L’esponente dell’Udc sottolinea nella lettera che “è stato consentito allo stesso imprenditore Brambilla di potere magnificare e incoraggiare condotte corruttive a suo dire tanto efficaci da avere prodotto in Lombardia il migliore sistema sanitario del Paese. Gianluca Brambilla, infatti, ha elogiato l’ex presidente della Lombardia Roberto Formigoni che, seppure condannato in via definitiva per fatti di corruzione, ha costruito una sanità eccellente. Ciò è stato affermato quasi a voler significare, in maniera riprovevole, che esiste un sistema corruttivo che può essere salvato nel giudizio morale dell’opinione pubblica e che al di là dell’azione penale cui soggiace è persino da imitare. E noi siciliani non siamo buoni neanche in questo”.

“È inaccettabile – prosegue – che una così grave e assurda affermazione possa essere propalata in una trasmissione televisiva seguita da un pubblico vastissimo, che per l’efficacia comunicativa che produce e la suggestione che provoca è, a mio giudizio, inaccettabile strumento di induzione a delinquere purché produca effetti positivi. E’ altresì riprovevole l’atteggiamento tenuto dal conduttore Massimo Giletti di fronte all’imprenditore siciliano Massimo Ombra, che ha tentato di difendere doverosamente la dignità del popolo siciliano denunciando la carenza di infrastrutture mai realizzate dal governo nazionale con danno all’economia della Sicilia e i ritardi nella ricostruzione del ponte Himera rispetto al Ponte Morandi. Giletti, infatti, ha sostenuto che il ponte genovese è ben più importante di quello sull’autostrada Palermo-Catania poiché aiuta le imprese a trasportare le merci nei paesi d’oltralpe, ammettendo di fatto che noi siciliani dobbiamo accettare con fatalità la nostra condizione di svantaggio infrastrutturale che ci rende un popolo di affamati e assistiti”.

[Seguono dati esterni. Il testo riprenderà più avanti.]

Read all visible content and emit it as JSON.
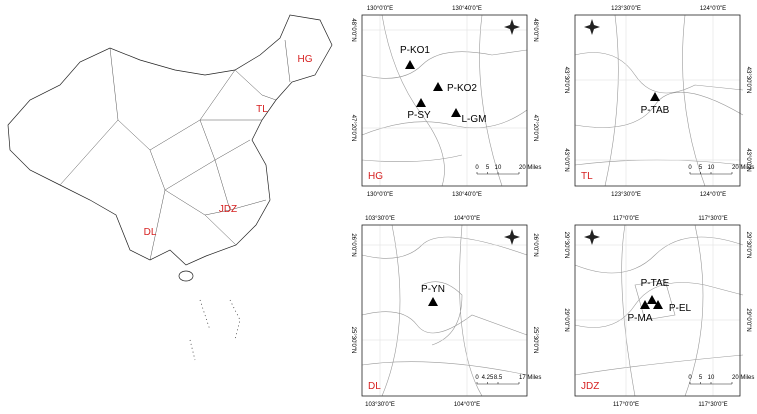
{
  "overview": {
    "labels": [
      "HG",
      "TL",
      "JDZ",
      "DL"
    ]
  },
  "panels": [
    {
      "label": "HG",
      "x_ticks": [
        "130°0'0\"E",
        "130°40'0\"E"
      ],
      "y_ticks": [
        "48°0'0\"N",
        "47°20'0\"N"
      ],
      "sites": [
        "P-KO1",
        "P-KO2",
        "P-SY",
        "L-GM"
      ],
      "scale": [
        "0",
        "5",
        "10",
        "20 Miles"
      ]
    },
    {
      "label": "TL",
      "x_ticks": [
        "123°30'0\"E",
        "124°0'0\"E"
      ],
      "y_ticks": [
        "43°30'0\"N",
        "43°0'0\"N"
      ],
      "sites": [
        "P-TAB"
      ],
      "scale": [
        "0",
        "5",
        "10",
        "20 Miles"
      ]
    },
    {
      "label": "DL",
      "x_ticks": [
        "103°30'0\"E",
        "104°0'0\"E"
      ],
      "y_ticks": [
        "26°0'0\"N",
        "25°30'0\"N"
      ],
      "sites": [
        "P-YN"
      ],
      "scale": [
        "0",
        "4.25",
        "8.5",
        "17 Miles"
      ]
    },
    {
      "label": "JDZ",
      "x_ticks": [
        "117°0'0\"E",
        "117°30'0\"E"
      ],
      "y_ticks": [
        "29°30'0\"N",
        "29°0'0\"N"
      ],
      "sites": [
        "P-TAE",
        "P-MA",
        "P-EL"
      ],
      "scale": [
        "0",
        "5",
        "10",
        "20 Miles"
      ]
    }
  ]
}
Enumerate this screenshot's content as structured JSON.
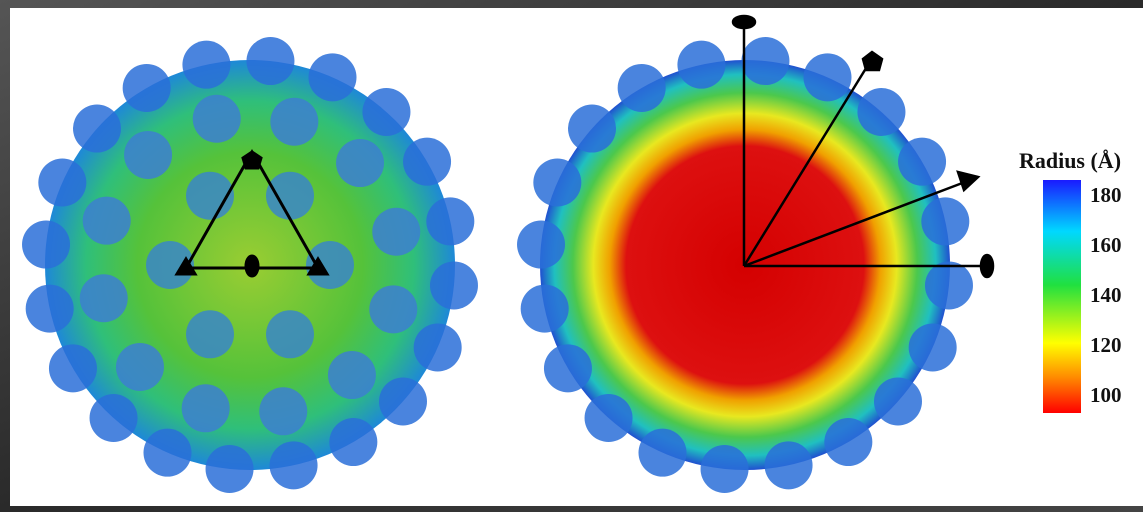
{
  "colorbar": {
    "title": "Radius (Å)",
    "ticks": [
      "180",
      "160",
      "140",
      "120",
      "100"
    ]
  }
}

“Signor Presidente – scrive la LO Curto rivolgendosi a Fava – è insopportabile che a queste affermazioni siano seguite le parole del siciliano Pietrangelo Buttafuoco il quale ha sostenuto che l’autonomia siciliana va abolita e la regione commissariata, allo stesso modo di come ha orribilmente detto l’imprenditore Brambilla che ha auspicato un commissario del Nord per la Sicilia. Concludo con l’invito, alla luce dell’audizione dell’ex presidente della regione Rosario Crocetta che si è tenuta nella sua commissione, a chiedere formalmente al signor Giletti di porre domande all’ex governatore, ospite assiduo a “Non è l’Arena”, sul sistema Montante di cui è stato espressione e garante nel corso del suo governo posto al servizio dello stesso “demiurgo Montante” consentendogli quel potere assoluto che la magistratura gli contesta nelle motivazioni della condanna a quattordici anni di reclusione. Tutto questo, signor Presidente, va fatto a salvaguardia delle Istituzioni e della dignità del Popolo siciliano, nel rispetto dei principi costituzionali violati dalla trasmissione televisiva e nel convincimento che nelle dichiarazioni di cui le ho dato sintesi vi sia una chiara apologia della superiorità della razza e del reato di corruzione in aperta violazione della Costituzione e del codice penale”.